Dr. Jim Fan – Leading the way in AI
Earlier this year, I led the Voyager project, and there’s no game better than Minecraft for the infinite creative things it supports. Minecraft has 140 million active players and is insanely popular because it’s open-ended and does not have a fixed storyline for you to follow. You can do whatever your heart desires in the game. When we set Voyager free in Minecraft, we saw that it was able to play the game for hours on end without any human intervention. The video here shows snippets from a single episode of Voyager, where it explores terrains, mines materials, fights monsters, crafts recipes, and unlocks new skills, all without any pre-programming. This is what we call lifelong learning, where an agent is forever curious and forever pursuing new adventures. Voyager scales up massively on the number of things it can do but still controls only one body in Minecraft.

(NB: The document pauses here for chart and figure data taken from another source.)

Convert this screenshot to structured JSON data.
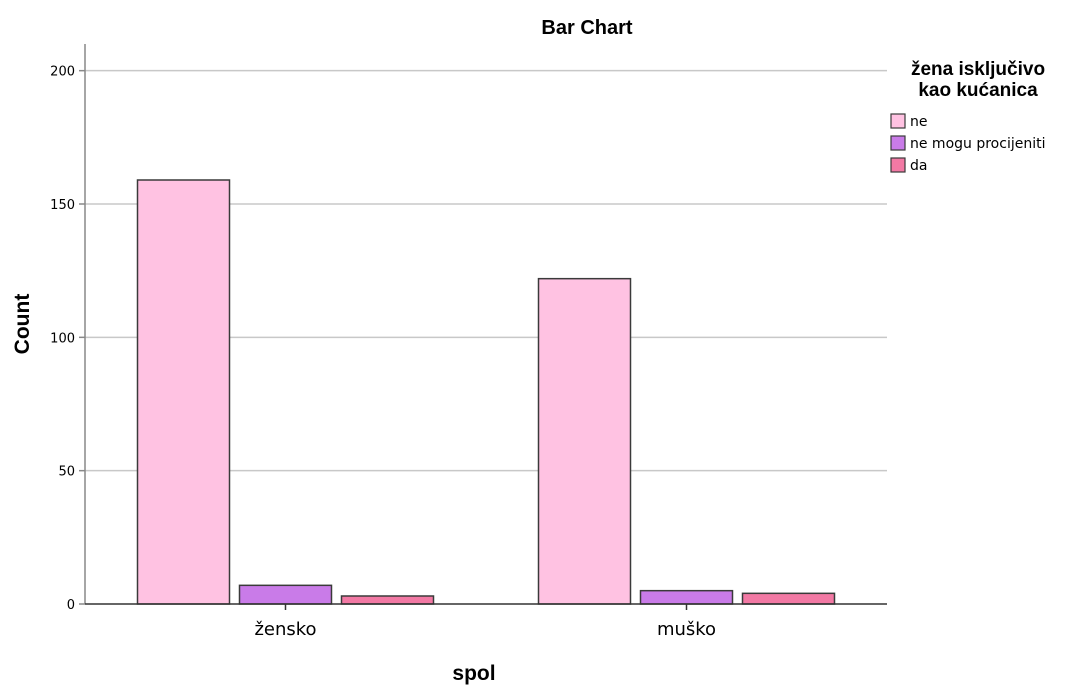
{
  "chart_data": {
    "type": "bar",
    "title": "Bar Chart",
    "xlabel": "spol",
    "ylabel": "Count",
    "categories": [
      "žensko",
      "muško"
    ],
    "series": [
      {
        "name": "ne",
        "color": "#FFC2E2",
        "values": [
          159,
          122
        ]
      },
      {
        "name": "ne mogu procijeniti",
        "color": "#C97BE8",
        "values": [
          7,
          5
        ]
      },
      {
        "name": "da",
        "color": "#F279A4",
        "values": [
          3,
          4
        ]
      }
    ],
    "ylim": [
      0,
      210
    ],
    "yticks": [
      0,
      50,
      100,
      150,
      200
    ],
    "grid": true,
    "legend": {
      "title": "žena isključivo\nkao kućanica",
      "placement": "right"
    }
  }
}
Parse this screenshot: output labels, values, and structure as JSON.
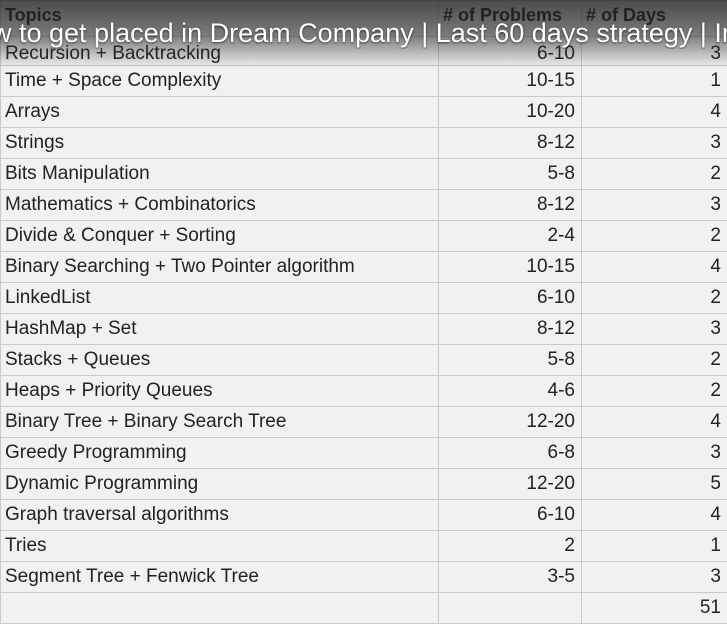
{
  "video": {
    "title": "w to get placed in Dream Company | Last 60 days strategy | Im"
  },
  "table": {
    "headers": [
      "Topics",
      "# of Problems",
      "# of Days"
    ],
    "rows": [
      {
        "topic": "Recursion + Backtracking",
        "problems": "6-10",
        "days": "3"
      },
      {
        "topic": "Time + Space Complexity",
        "problems": "10-15",
        "days": "1"
      },
      {
        "topic": "Arrays",
        "problems": "10-20",
        "days": "4"
      },
      {
        "topic": "Strings",
        "problems": "8-12",
        "days": "3"
      },
      {
        "topic": "Bits Manipulation",
        "problems": "5-8",
        "days": "2"
      },
      {
        "topic": "Mathematics + Combinatorics",
        "problems": "8-12",
        "days": "3"
      },
      {
        "topic": "Divide & Conquer + Sorting",
        "problems": "2-4",
        "days": "2"
      },
      {
        "topic": "Binary Searching + Two Pointer algorithm",
        "problems": "10-15",
        "days": "4"
      },
      {
        "topic": "LinkedList",
        "problems": "6-10",
        "days": "2"
      },
      {
        "topic": "HashMap + Set",
        "problems": "8-12",
        "days": "3"
      },
      {
        "topic": "Stacks + Queues",
        "problems": "5-8",
        "days": "2"
      },
      {
        "topic": "Heaps + Priority Queues",
        "problems": "4-6",
        "days": "2"
      },
      {
        "topic": "Binary Tree + Binary Search Tree",
        "problems": "12-20",
        "days": "4"
      },
      {
        "topic": "Greedy Programming",
        "problems": "6-8",
        "days": "3"
      },
      {
        "topic": "Dynamic Programming",
        "problems": "12-20",
        "days": "5"
      },
      {
        "topic": "Graph traversal algorithms",
        "problems": "6-10",
        "days": "4"
      },
      {
        "topic": "Tries",
        "problems": "2",
        "days": "1"
      },
      {
        "topic": "Segment Tree + Fenwick Tree",
        "problems": "3-5",
        "days": "3"
      }
    ],
    "total": {
      "topic": "",
      "problems": "",
      "days": "51"
    }
  }
}
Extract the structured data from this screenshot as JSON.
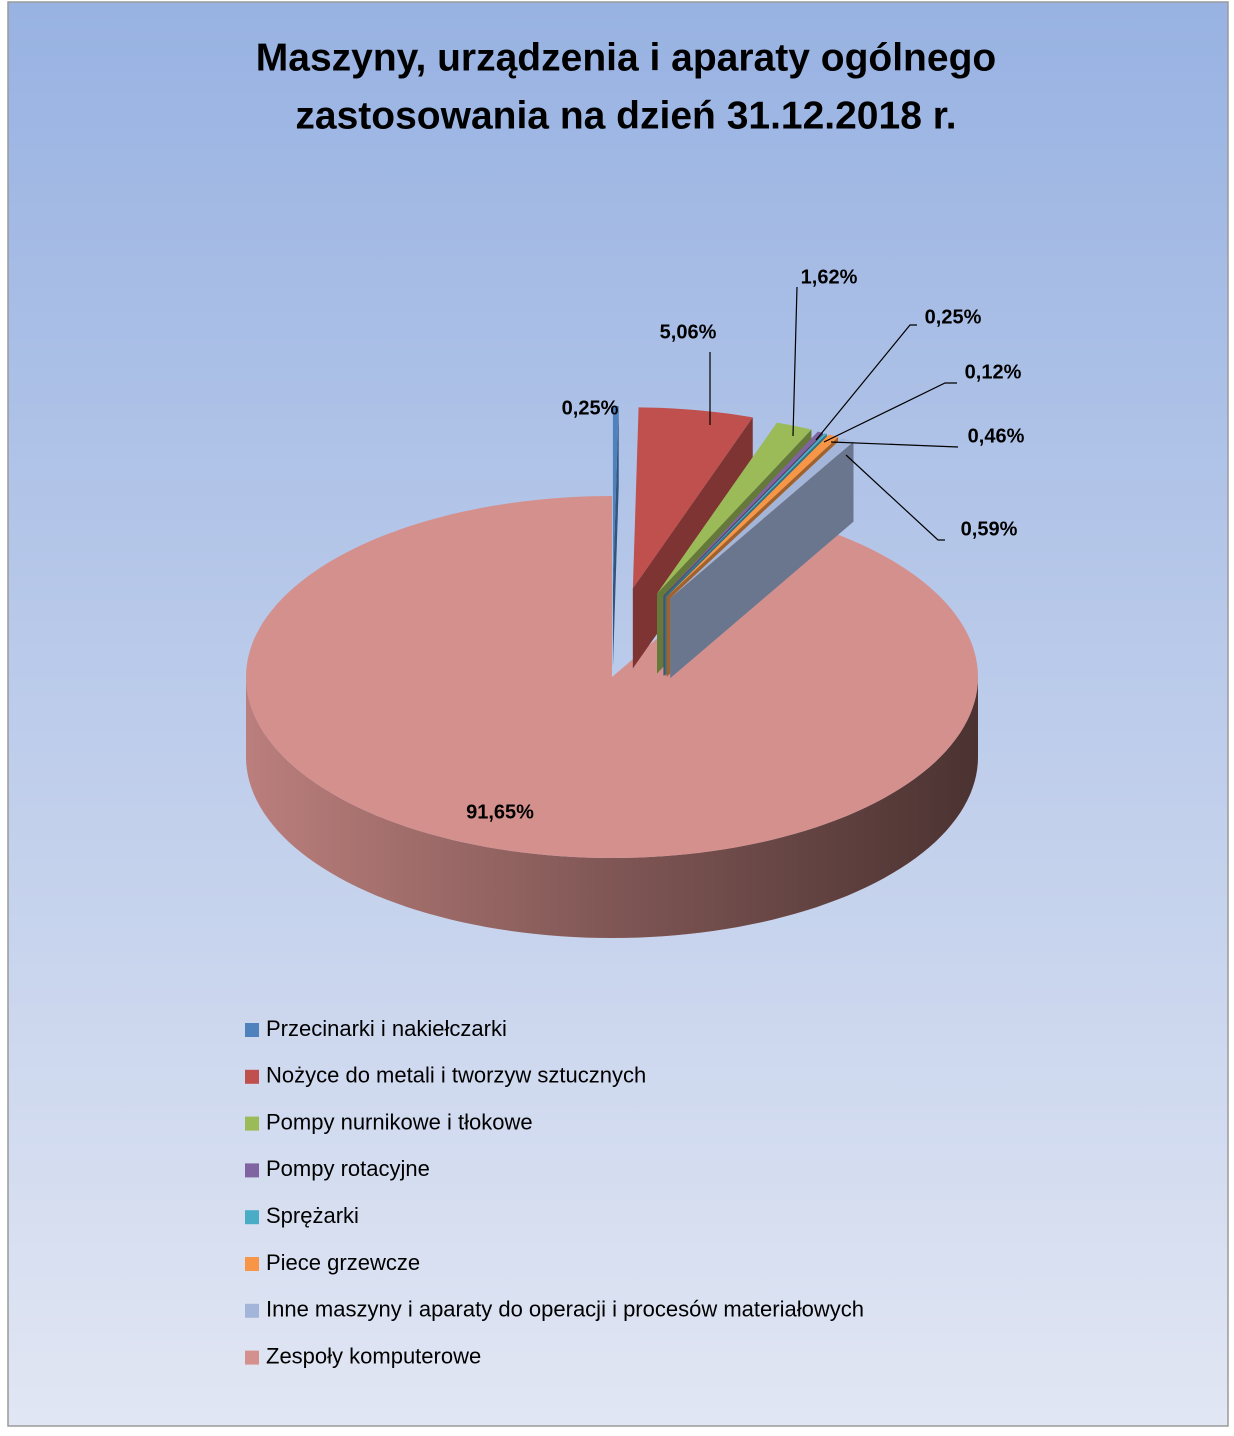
{
  "chart_data": {
    "type": "pie3d",
    "title": [
      "Maszyny, urządzenia i aparaty ogólnego",
      "zastosowania na dzień 31.12.2018 r."
    ],
    "categories": [
      "Przecinarki i nakiełczarki",
      "Nożyce do metali i tworzyw sztucznych",
      "Pompy nurnikowe i tłokowe",
      "Pompy rotacyjne",
      "Sprężarki",
      "Piece grzewcze",
      "Inne maszyny i aparaty do operacji i procesów materiałowych",
      "Zespoły komputerowe"
    ],
    "values": [
      0.25,
      5.06,
      1.62,
      0.25,
      0.12,
      0.46,
      0.59,
      91.65
    ],
    "value_labels": [
      "0,25%",
      "5,06%",
      "1,62%",
      "0,25%",
      "0,12%",
      "0,46%",
      "0,59%",
      "91,65%"
    ],
    "colors": [
      "#4f81bd",
      "#c0504d",
      "#9bbb59",
      "#8064a2",
      "#4bacc6",
      "#f79646",
      "#a3b6d9",
      "#d4908d"
    ],
    "exploded": [
      true,
      true,
      true,
      true,
      true,
      true,
      true,
      false
    ],
    "legend": "bottom"
  }
}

The Future of AI in Robotics
Can we have an algorithm that works across many different bodies? Enter Metamorph, an initiative co-developed at Stanford. Metamorph is a foundation model that can control not just one but thousands of robots with very different arm and leg configurations. It has shown that it is able to control thousands of robots to go upstairs, cross difficult terrains, and avoid obstacles. Compared to Voyager, Metamorph takes a big stride towards multi-body control. Taking everything one level further, we have ISAC Sim, Nvidia’s simulation effort. ISAC Sim can accelerate physics simulation to a thousand times faster than real-time and can procedurally generate worlds with infinite variations. If an agent can master 10,000 simulations, it may very well just generalize to our real physical world, the simply the 10,000 and1st reality. The goal is to train a foundation agent by scaling it up massively across lots of realities.
AI in the Real World
I believe in a future where everything that moves will eventually be autonomous, and all the AI agents, physical or virtual, will just be different prompts to the same Foundation agent. Dr. Jim Fan, one of my favorite AI researchers, recently posted an announcement that his Ted Talk is finally live. He proposed the recipe for the foundation agent, a single model that learns how to act in different worlds. This was one of the first big AI research studies that blew my mind and opened me up to what was possible. Dr. Jim Fan was one of the people behind Voyager, the open-ended embodied agent with large language models. The impressive thing about Voyager was that it was able to learn continuously and keep progressing, unlike other models that plateau. Another groundbreaking achievement by Dr. Jim Fan’s team at Nvidia was teaching a robot how to spin a pencil in its fingers, something that was considered near impossible. They used GPT 4 to code reward models for various robots in Nvidia’s simulation, and the results were better than those produced by human experts.
The Hyperbolic Time Chamber
This next generation of robotics training in time compression chambers, where time runs faster, draws comparisons to the hyperbolic time chamber from the TV show Dragon Ball Z. Nvidia is not just a chip company; it is a world leader in AI research, simulation, and robotics. The company’s ability to simulate realities that function similarly to our own raises questions about our base reality and whether we are just automatons running and learning new skills for the benefit of others in a higher reality. The deeper we go with simulations, the more we have to question the nature of reality.
In Conclusion
Dr. Jim Fan and his team at Nvidia are leading the way in AI research, simulation, and robotics. Their groundbreaking work with Voyager, Metamorph, and ISAC Sim is pushing the boundaries of what is possible in the field of AI and robotics. The future they envision, where everything that moves will eventually be autonomous, and AI agents will be prompts to the same Foundation agent, is both exciting and thought-provoking. As we continue to advance in the field of AI, simulations, and robotics, we must constantly question the nature of reality and the potential implications of our creations.